So this statistic took me by surprise: in the U.S., forty percent of our food gets thrown away. How can this be? While a lot of food is lost in the production phase, sixty percent of wasted food can be linked to the consumer. According to research conducted at the University of Arizona, households waste 14 percent of their total food purchases. I admit, I’ve forgotten about several food items over the years, finding them lying at the back of my fridge long expired. I’m guessing this phenomenon accounts for a large portion of the waste, with other culprits being confusion over the difference of “sell by” and “best before” dates, and a general cautionary treatment of food that one isn’t sure about. By the end of the year, a family of four is reported to have thrown a combined 1600 dollars of food into the trash.
The drawbacks of wasting food, however, go far past the financial. Around a third of global greenhouse gas emissions can be linked to agriculture, and disposed food generates methane once it decomposes, a greenhouse gas twenty times deadlier than carbon dioxide in the fight against global warming. The good news is that Seattle is among the cities that have established curbside food-scrap collection programs, and the number of cities participating in this kind of conservation is growing.
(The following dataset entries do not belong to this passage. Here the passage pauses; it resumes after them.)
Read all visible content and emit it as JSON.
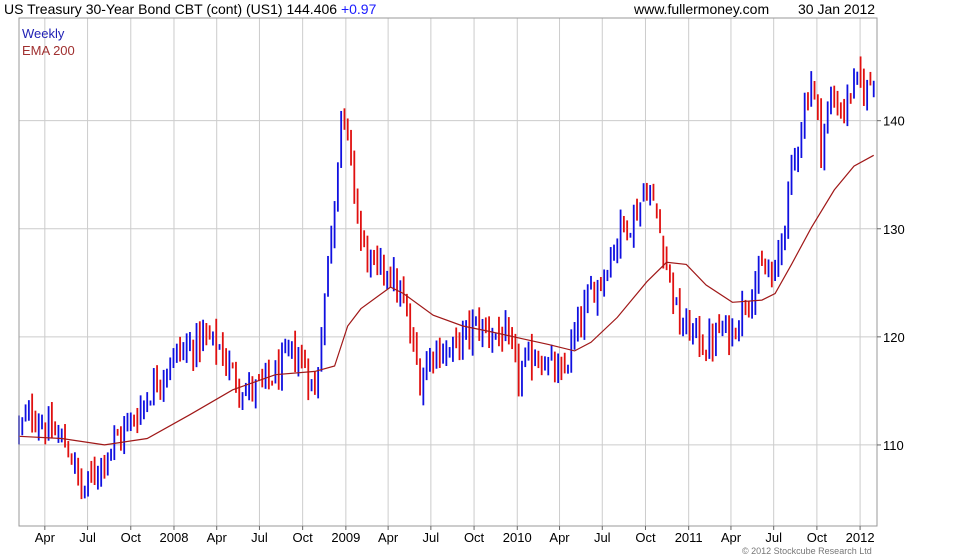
{
  "header": {
    "title": "US Treasury 30-Year  Bond CBT (cont) (US1)",
    "last": "144.406",
    "change": "+0.97",
    "site": "www.fullermoney.com",
    "date": "30 Jan 2012"
  },
  "copyright": "© 2012 Stockcube Research Ltd",
  "colors": {
    "up": "#1010e0",
    "down": "#e01010",
    "ema": "#a01818",
    "grid": "#cccccc",
    "legend_weekly": "#1f1fb4",
    "legend_ema": "#a03030"
  },
  "chart_data": {
    "type": "candlestick",
    "title": "US Treasury 30-Year  Bond CBT (cont) (US1)",
    "frequency": "Weekly",
    "legend": [
      "Weekly",
      "EMA 200"
    ],
    "ylim": [
      102.5,
      149.5
    ],
    "y_ticks": [
      110,
      120,
      130,
      140
    ],
    "y_axis_side": "right",
    "x_ticks": [
      "Apr",
      "Jul",
      "Oct",
      "2008",
      "Apr",
      "Jul",
      "Oct",
      "2009",
      "Apr",
      "Jul",
      "Oct",
      "2010",
      "Apr",
      "Jul",
      "Oct",
      "2011",
      "Apr",
      "Jul",
      "Oct",
      "2012"
    ],
    "x_range": [
      "2007-02-05",
      "2012-02-06"
    ],
    "grid": true,
    "weekly_closes": [
      [
        "2007-02-05",
        111.5
      ],
      [
        "2007-03-05",
        113.0
      ],
      [
        "2007-04-02",
        111.6
      ],
      [
        "2007-05-07",
        110.5
      ],
      [
        "2007-05-28",
        109.0
      ],
      [
        "2007-06-18",
        105.5
      ],
      [
        "2007-07-09",
        107.0
      ],
      [
        "2007-08-13",
        109.5
      ],
      [
        "2007-09-10",
        111.0
      ],
      [
        "2007-10-08",
        112.5
      ],
      [
        "2007-11-05",
        114.5
      ],
      [
        "2007-12-03",
        116.5
      ],
      [
        "2008-01-07",
        118.5
      ],
      [
        "2008-02-04",
        119.0
      ],
      [
        "2008-03-03",
        120.0
      ],
      [
        "2008-04-07",
        119.0
      ],
      [
        "2008-05-05",
        116.5
      ],
      [
        "2008-06-02",
        115.0
      ],
      [
        "2008-07-07",
        115.5
      ],
      [
        "2008-08-04",
        116.5
      ],
      [
        "2008-09-08",
        118.5
      ],
      [
        "2008-10-06",
        117.5
      ],
      [
        "2008-10-27",
        114.5
      ],
      [
        "2008-11-17",
        124.0
      ],
      [
        "2008-12-08",
        133.0
      ],
      [
        "2008-12-22",
        141.0
      ],
      [
        "2009-01-12",
        136.0
      ],
      [
        "2009-02-02",
        129.0
      ],
      [
        "2009-03-02",
        126.0
      ],
      [
        "2009-03-30",
        126.5
      ],
      [
        "2009-05-04",
        123.0
      ],
      [
        "2009-06-08",
        116.0
      ],
      [
        "2009-07-06",
        119.0
      ],
      [
        "2009-08-10",
        118.5
      ],
      [
        "2009-09-07",
        120.0
      ],
      [
        "2009-10-05",
        121.0
      ],
      [
        "2009-11-02",
        120.5
      ],
      [
        "2009-12-07",
        120.0
      ],
      [
        "2010-01-04",
        116.5
      ],
      [
        "2010-02-08",
        118.5
      ],
      [
        "2010-03-08",
        117.5
      ],
      [
        "2010-04-05",
        116.0
      ],
      [
        "2010-05-03",
        120.0
      ],
      [
        "2010-06-07",
        124.0
      ],
      [
        "2010-07-05",
        126.0
      ],
      [
        "2010-08-09",
        130.0
      ],
      [
        "2010-09-06",
        131.0
      ],
      [
        "2010-10-04",
        134.0
      ],
      [
        "2010-10-25",
        131.0
      ],
      [
        "2010-11-15",
        127.0
      ],
      [
        "2010-12-13",
        121.0
      ],
      [
        "2011-01-10",
        120.5
      ],
      [
        "2011-02-07",
        119.0
      ],
      [
        "2011-03-07",
        120.5
      ],
      [
        "2011-04-04",
        120.5
      ],
      [
        "2011-05-02",
        123.5
      ],
      [
        "2011-06-06",
        126.0
      ],
      [
        "2011-07-04",
        125.5
      ],
      [
        "2011-08-08",
        135.0
      ],
      [
        "2011-08-29",
        140.0
      ],
      [
        "2011-09-19",
        144.0
      ],
      [
        "2011-10-10",
        138.0
      ],
      [
        "2011-10-31",
        142.0
      ],
      [
        "2011-11-28",
        141.0
      ],
      [
        "2011-12-19",
        143.5
      ],
      [
        "2012-01-16",
        143.0
      ],
      [
        "2012-01-30",
        144.4
      ]
    ],
    "ema_200": [
      [
        "2007-02-05",
        110.8
      ],
      [
        "2007-05-07",
        110.6
      ],
      [
        "2007-08-06",
        110.0
      ],
      [
        "2007-11-05",
        110.6
      ],
      [
        "2008-02-04",
        112.8
      ],
      [
        "2008-05-05",
        115.1
      ],
      [
        "2008-08-04",
        116.5
      ],
      [
        "2008-10-27",
        116.8
      ],
      [
        "2008-12-08",
        117.3
      ],
      [
        "2009-01-05",
        121.0
      ],
      [
        "2009-02-02",
        122.6
      ],
      [
        "2009-04-06",
        124.6
      ],
      [
        "2009-05-04",
        124.0
      ],
      [
        "2009-07-06",
        122.0
      ],
      [
        "2009-09-07",
        121.0
      ],
      [
        "2009-11-02",
        120.5
      ],
      [
        "2010-01-04",
        119.9
      ],
      [
        "2010-03-08",
        119.3
      ],
      [
        "2010-05-03",
        118.7
      ],
      [
        "2010-06-07",
        119.5
      ],
      [
        "2010-08-02",
        121.8
      ],
      [
        "2010-10-04",
        125.1
      ],
      [
        "2010-11-15",
        126.9
      ],
      [
        "2010-12-27",
        126.7
      ],
      [
        "2011-02-07",
        124.8
      ],
      [
        "2011-04-04",
        123.2
      ],
      [
        "2011-06-06",
        123.4
      ],
      [
        "2011-07-04",
        124.0
      ],
      [
        "2011-08-08",
        126.7
      ],
      [
        "2011-09-19",
        130.1
      ],
      [
        "2011-11-07",
        133.6
      ],
      [
        "2011-12-19",
        135.8
      ],
      [
        "2012-01-30",
        136.8
      ]
    ]
  }
}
But although the amount of food reaching the landfills is shrinking, it would still benefit the environment greatly if we cut down on the level of food waste we created. Dana Gunders, a scientist with the NRDC, estimates that the annual amount of water used to produce food that goes uneaten could fill a barren Lake Erie.
The lesson in the end seems to be a simple one-we need to make sure we buy only what we know we can eat, and do our best to eat all that we buy. Instead of throwing out leftovers, we can save them for later; even if they aren’t much, they can always accompany something larger. And of course, starting a compost pile can go a long way.